FÖRSTER: Wir haben das naturgemäß nicht als schnell empfunden, sondern nur als Ende eines langwierigen Prozesses, in den wir nahezu täglich – neben unserer normalen Arbeit – involviert waren. Und es gab einige Stadträte, die permanent am Ball geblieben sind und uns unterstützt haben, allen voran Skadi Jennicke, aber auch die übrigen Mitglieder des Kulturausschusses. Aber freilich war genau jetzt eine Situation gegeben, in der wirklich vieles zusammenpasste.
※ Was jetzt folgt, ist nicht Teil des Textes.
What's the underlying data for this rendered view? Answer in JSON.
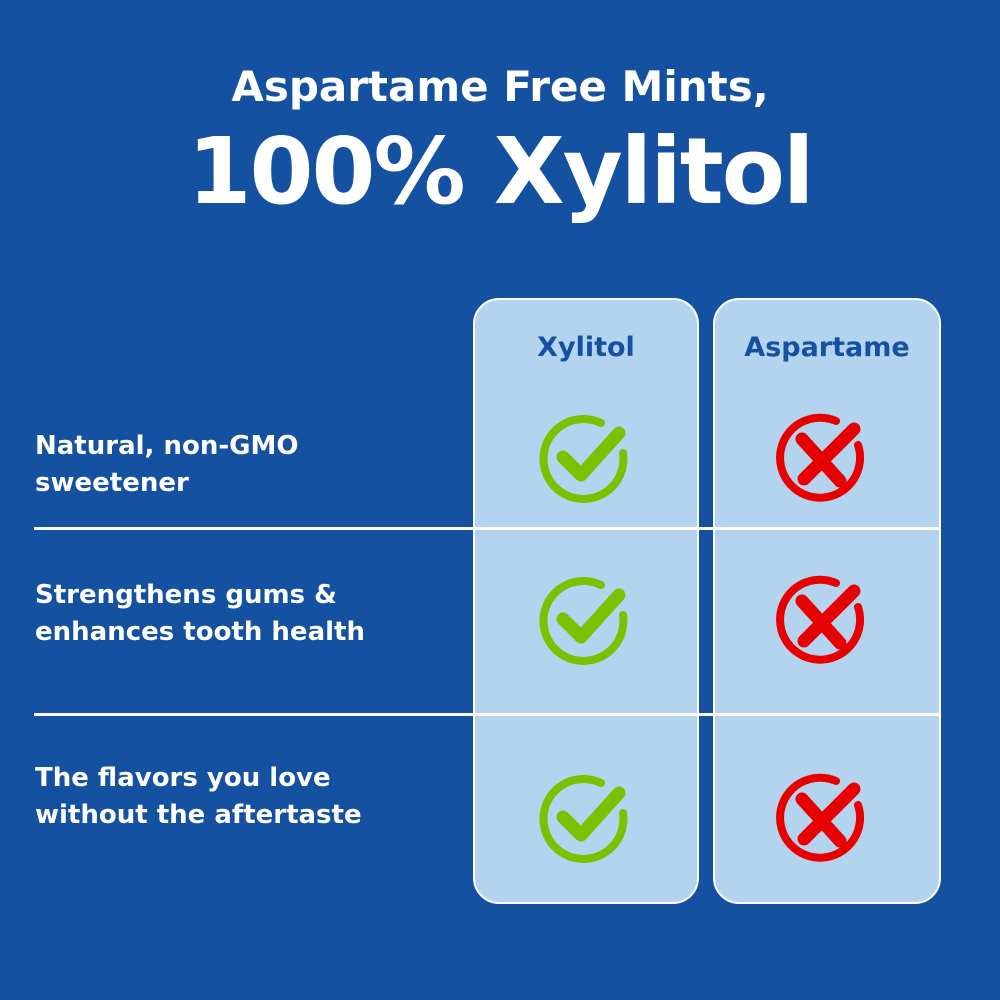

kreuzer: Wie wichtig ist es in Ihren Augen, im Leipziger Westen zu bleiben? Wie bewerten Sie den neuen Ort, wird Ihr Publikum den Weg vom Lindenauer Markt mitgehen? Wird das Spinnereigelände vielleicht dabei helfen, ein neues Publikum zu erschließen?

FÖRSTER: Als wir 1999 an den Lindenauer Markt kamen, war an den angesagten Leipziger Westen voller Studenten, Galerien und Künstler noch nicht zu denken. Das Gelände der Spinnerei ist damit ja gar nicht vergleichbar. Hier erwarten uns andere Aufgaben und Einflüsse. Aber wenn man zum Beispiel in Richtung Grünau schaut, freuen wir uns, auch hier Fuß zu fassen. Am Ende ist das Lofft ein international koproduzierendes Haus, das der Kulturstadt Leipzig freies Theater, Tanz und Performance auf hohem Niveau gewährleistet. Unser Publikum kommt schon seit längerer Zeit von überall her und trifft sich im Lofft. Dafür, dass es nicht unbedingt »mitgehen« muss, hat ja auch der Stadtrat gestern die Weichen gestellt, indem er eine bessere Anbindung der Spinnerei an den ÖPNV beschlossen hat. An diesem Prozess werden wir uns natürlich aktiv beteiligen.
Die Kooperationsmöglichkeiten auf der Spinnerei sind extrem vielfältig: Die Nähe von bildender Kunst und Tanz/Performance liegt zum Beispiel auf der Hand, aber auch zu all den anderen Künstlern und Einrichtungen auf der Spinnerei lassen sich für uns und fürs Publikum Querverbindungen ziehen. An einem Standort wie der Spinnerei kann das Lofft zu einem gewissen Teil neu erfunden werden. Dies werden und wollen wir nicht alleine tun, sondern wie immer in einem sehr offenen, transparenten Prozess.

kreuzer: Ist die neue räumliche Nähe zum Leipziger Tanztheater (LTT) von Vorteil?

FÖRSTER: Das LTT macht unseren Standort ja überhaupt erst zu einem gemeinsamen Theaterhaus. Die Verbindung einer derart renommierten und in Leipzig tief verwurzelten Ausbildungsstätte für Tanz mit einem Theater nebenan, das einen großen Schwerpunkt im zeitgenössischen Tanz hat, ist deutschlandweit einmalig. Die beiden Einrichtungen werden sich gegenseitig verstärken.

kreuzer: Das Naturkundemuseum kommt noch mit in die Halle rein. Man kann den Eindruck haben, das Spinnereigelände wird zum Kulturabwurfplatz, weil es sich selbst nicht so recht entwickelt. Was würden Sie zu solchem Vorwurf sagen?

FÖRSTER: Eine schöne Polemik mit einer schönen Wortschöpfung – Kulturabwurfplatz. Aber nichts, worüber man ernsthaft diskutieren kann. Wenn sich etwas in Leipzig gut entwickelt, dann die Spinnerei. Womöglich entsteht so ein Eindruck, wenn man sich zu viel im Zentrum und in der Südvorstadt aufhält. Peripherie ist immer ein relativer Begriff und sagt vor allem etwas über die Perspektive des Betrachters.